Director Julien Naggar’s production of The Bald Soprano transports the audience into an absurd world that nonetheless seems strangely familiar. Playing this week at the TNC Theatre in Morrice Hall, The Bald Soprano brings TNC’s 2009-2010 season to a climactic finish with its parlour-room madness, reshaping expectations and challenging presumptions. For theatre lovers especially, seeing The Bald Soprano is a necessity – whether or not you like the play.
La Cantatrice Chauve – translated from French as The Bald Soprano – is an absurdist play written by Romanian-born Eugène Ionesco, first performed in 1950 in Paris, where it continues to enjoy consistent success. The play depicts the interactions of the Smiths, a typical English couple from London; their houseguests the Martins; their maid Marie; and the local fire chief.

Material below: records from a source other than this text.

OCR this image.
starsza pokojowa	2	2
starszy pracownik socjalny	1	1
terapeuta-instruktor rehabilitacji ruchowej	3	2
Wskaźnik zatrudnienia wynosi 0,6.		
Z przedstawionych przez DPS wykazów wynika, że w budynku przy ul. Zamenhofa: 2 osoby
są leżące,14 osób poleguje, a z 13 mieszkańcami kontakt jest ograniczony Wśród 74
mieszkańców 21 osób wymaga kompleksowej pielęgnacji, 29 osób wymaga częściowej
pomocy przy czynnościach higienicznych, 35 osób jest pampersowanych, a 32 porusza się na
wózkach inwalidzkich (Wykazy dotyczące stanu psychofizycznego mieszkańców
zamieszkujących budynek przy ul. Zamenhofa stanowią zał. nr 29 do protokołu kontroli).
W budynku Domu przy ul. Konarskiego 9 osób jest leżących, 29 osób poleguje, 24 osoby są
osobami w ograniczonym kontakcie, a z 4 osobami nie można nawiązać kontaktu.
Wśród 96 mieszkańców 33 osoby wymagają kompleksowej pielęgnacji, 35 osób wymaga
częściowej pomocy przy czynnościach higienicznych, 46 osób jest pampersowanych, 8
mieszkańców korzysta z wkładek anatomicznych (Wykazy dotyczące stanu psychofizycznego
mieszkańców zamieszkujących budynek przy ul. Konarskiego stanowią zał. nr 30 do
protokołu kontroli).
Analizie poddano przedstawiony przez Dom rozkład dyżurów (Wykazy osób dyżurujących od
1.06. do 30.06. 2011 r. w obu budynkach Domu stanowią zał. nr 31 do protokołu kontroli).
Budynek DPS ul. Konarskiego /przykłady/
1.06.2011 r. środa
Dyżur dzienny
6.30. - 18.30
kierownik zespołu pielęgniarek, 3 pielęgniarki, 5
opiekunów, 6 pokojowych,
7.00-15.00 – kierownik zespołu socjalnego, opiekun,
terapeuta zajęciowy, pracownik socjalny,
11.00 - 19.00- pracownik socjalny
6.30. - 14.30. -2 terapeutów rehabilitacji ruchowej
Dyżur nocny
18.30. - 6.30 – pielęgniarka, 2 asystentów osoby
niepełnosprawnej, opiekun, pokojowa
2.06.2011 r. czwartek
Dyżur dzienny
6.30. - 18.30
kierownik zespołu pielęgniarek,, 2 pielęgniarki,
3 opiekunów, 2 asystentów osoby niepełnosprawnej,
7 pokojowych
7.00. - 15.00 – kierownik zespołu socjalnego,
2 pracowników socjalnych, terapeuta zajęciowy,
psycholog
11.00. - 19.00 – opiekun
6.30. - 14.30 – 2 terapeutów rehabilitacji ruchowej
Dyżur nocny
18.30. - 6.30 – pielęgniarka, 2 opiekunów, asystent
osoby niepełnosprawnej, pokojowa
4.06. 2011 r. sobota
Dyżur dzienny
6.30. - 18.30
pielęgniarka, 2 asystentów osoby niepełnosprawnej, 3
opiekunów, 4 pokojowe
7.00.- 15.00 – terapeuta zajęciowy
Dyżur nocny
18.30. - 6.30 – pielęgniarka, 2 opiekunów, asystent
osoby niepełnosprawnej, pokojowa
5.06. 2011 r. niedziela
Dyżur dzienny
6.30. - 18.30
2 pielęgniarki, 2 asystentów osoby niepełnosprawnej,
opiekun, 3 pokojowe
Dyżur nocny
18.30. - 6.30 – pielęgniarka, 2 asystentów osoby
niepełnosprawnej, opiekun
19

While the premise is banal, the play is anything but. Ionesco’s piece explores social norms, revealing their absurdity through the interactions of the characters, as well as the use of repetition and non-sequiturs. Though the play’s message is unclear, the superficiality and contradictions present in the characters’ lives reveal the meaninglessness of their existence.
The historical context of the play cannot be ignored, either. Written in the 1950s, Ionesco’s presentation of modernity can be read as a response to the societal apathy in the wake of World War Two.
The Bald Soprano is an anti-play. It challenges the conventional structure of theatre and lacks a coherent, sequential narrative. The play begins and ends with a scene of English domestic life, but between these two moments is a bizarre and otherworldly descent into an alternate universe carefully crafted by the cast and crew.
When you enter the theatre at Morrice Hall, the walls are covered with clocks all showing different times, highlighting the play’s subjective perception of time. Watching the performance, time seems to speed up and slow down intermittently. The play starts with awkward, stilted dialogue between the Smiths that makes time drag on relentlessly for the audience. But as more characters enter the scene, the lines begin to lose their coherence and the play becomes more fast-paced, even difficult to follow at times. However, it isn’t the dialogue that captures your attention in this production, but rather the physicality of the cast.
Though the character’s lines are often interchangeable, each cast member has a distinct way of speaking and moving about the stage. In a play where the replaceability of the characters is so crucial, the actors are to be commended for finding a way to make their characters distinguishable. In fact, the first few weeks of rehearsal were devoted to “prancing around,” in order to capture the essence of Ionesco’s madcap personas.
Michael Ruderman, playing Mr. Smith, was the actor that made his presence felt most. The sexual chemistry between the fire chief (Danji Buck-Moore) and Marie the maid (Lara Oundjian) was also enjoyable, though it may be a bit too much for some people to handle. Finally, James Thorton’s portrayal of Mrs. Smith is worth noting, as there was some ambiguity as to whether he was playing a gay man or a woman, which made the role more interesting to watch.
Although this production remains faithful to Ionesco’s script, many aspects of the show have been developed or modified. The staging of the play is minimalistic, using modern furniture and props appropriately suited to the piece’s postmodern themes. Modifications aside, The Bald Soprano delivers an incomprehensible yet dedicated performance. Uncontrollable laughter is really the only possible reaction to the absurdity of the cast’s onstage antics. The commitment to Ionesco’s revolutionary vision is indisputable, but the play is sure to polarize viewers into “love it” and “hate it” camps.
The Bald Soprano plays at Morrice Hall, March 17-20.